Prototype semi automatic pistol

The Oznobischev 1925 (Ознобищев 1925) is a prototype semi-automatic pistol designed by A.A. Oznobischev in 1925. Only one example of this pistol exists in the Military Historical Museum of Artillery, Engineers and Signal Corps.

==Overview==
The Oznobischev 1925 pistol was designed originally for the 7.62x38mmR Nagant cartridge, but in 1926 it was modified for the .32 ACP ammunition. The design of the pistol had many revolutionary solutions. First of all, this it was the first pistol to successfully use gas operated reloading. Under the barrel there is a lever that under gas pressure swings and unlocks releasing the bolt. The bolt itself can be opened by pressing the "trigger" of the trigger guard to eject misfired cartridges and reload the next round into the chamber.

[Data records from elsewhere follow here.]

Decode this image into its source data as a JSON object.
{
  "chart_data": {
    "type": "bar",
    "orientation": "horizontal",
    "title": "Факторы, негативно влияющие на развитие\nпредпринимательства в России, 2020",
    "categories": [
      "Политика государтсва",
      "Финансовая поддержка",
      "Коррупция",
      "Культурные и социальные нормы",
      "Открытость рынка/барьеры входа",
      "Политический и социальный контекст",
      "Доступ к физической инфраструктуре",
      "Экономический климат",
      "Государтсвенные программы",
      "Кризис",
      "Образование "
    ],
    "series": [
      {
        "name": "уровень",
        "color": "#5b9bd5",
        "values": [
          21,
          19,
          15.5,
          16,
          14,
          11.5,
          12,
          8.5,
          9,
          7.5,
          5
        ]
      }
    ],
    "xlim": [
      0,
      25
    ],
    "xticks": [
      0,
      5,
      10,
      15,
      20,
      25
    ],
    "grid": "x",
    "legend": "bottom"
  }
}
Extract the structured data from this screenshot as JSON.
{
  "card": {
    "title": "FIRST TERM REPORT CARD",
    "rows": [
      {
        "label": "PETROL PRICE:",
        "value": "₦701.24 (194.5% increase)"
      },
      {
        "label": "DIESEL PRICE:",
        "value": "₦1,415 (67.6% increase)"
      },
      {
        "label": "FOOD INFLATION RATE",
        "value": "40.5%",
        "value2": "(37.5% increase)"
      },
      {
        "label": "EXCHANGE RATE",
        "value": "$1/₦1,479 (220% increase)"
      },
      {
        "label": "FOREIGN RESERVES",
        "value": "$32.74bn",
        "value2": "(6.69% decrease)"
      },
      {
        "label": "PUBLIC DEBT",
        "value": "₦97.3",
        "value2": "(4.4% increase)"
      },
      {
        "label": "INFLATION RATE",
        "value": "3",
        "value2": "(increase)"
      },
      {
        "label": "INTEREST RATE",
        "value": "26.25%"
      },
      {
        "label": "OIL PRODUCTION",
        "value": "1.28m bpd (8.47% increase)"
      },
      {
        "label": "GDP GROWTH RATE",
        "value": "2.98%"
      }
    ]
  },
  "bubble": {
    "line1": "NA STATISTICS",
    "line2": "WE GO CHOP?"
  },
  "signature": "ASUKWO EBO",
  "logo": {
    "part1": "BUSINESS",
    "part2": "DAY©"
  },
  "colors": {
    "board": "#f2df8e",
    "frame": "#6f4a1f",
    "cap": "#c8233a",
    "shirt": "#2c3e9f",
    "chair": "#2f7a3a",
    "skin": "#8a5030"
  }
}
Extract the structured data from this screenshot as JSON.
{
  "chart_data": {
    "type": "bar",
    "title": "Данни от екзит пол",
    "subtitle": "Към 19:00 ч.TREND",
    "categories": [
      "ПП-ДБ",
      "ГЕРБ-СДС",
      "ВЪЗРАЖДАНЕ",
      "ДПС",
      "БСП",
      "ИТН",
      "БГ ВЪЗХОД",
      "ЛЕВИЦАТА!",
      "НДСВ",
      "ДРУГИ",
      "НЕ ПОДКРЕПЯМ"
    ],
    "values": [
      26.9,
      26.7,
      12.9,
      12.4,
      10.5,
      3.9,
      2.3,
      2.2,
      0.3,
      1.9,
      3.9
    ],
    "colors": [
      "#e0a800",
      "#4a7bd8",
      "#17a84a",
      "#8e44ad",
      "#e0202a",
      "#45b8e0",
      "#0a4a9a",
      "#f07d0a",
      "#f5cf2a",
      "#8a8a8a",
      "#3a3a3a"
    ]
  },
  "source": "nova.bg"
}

The trigger, as a separate part, is not provided, and the striker is made separately from the bolt. When fired, the bolt moves forward, pushing the cartridge out of the magazine and driving it into the chamber. The bolt is firmly engaged with the barrel at the moment of maximum gas pressure, the barrel is unlocked, when the bullet passes the gas port, and after opening the bolt. There is also a loaded chamber indicator in the chamber, blocking the line of sight when the chamber is empty.

The pistol was originally intended for more powerful ammunition, which is why it included a gas piston; the .32 ACP caliber was only a transitional stage. But, for a number of reasons, Oznobishchev was never able to complete his pistol.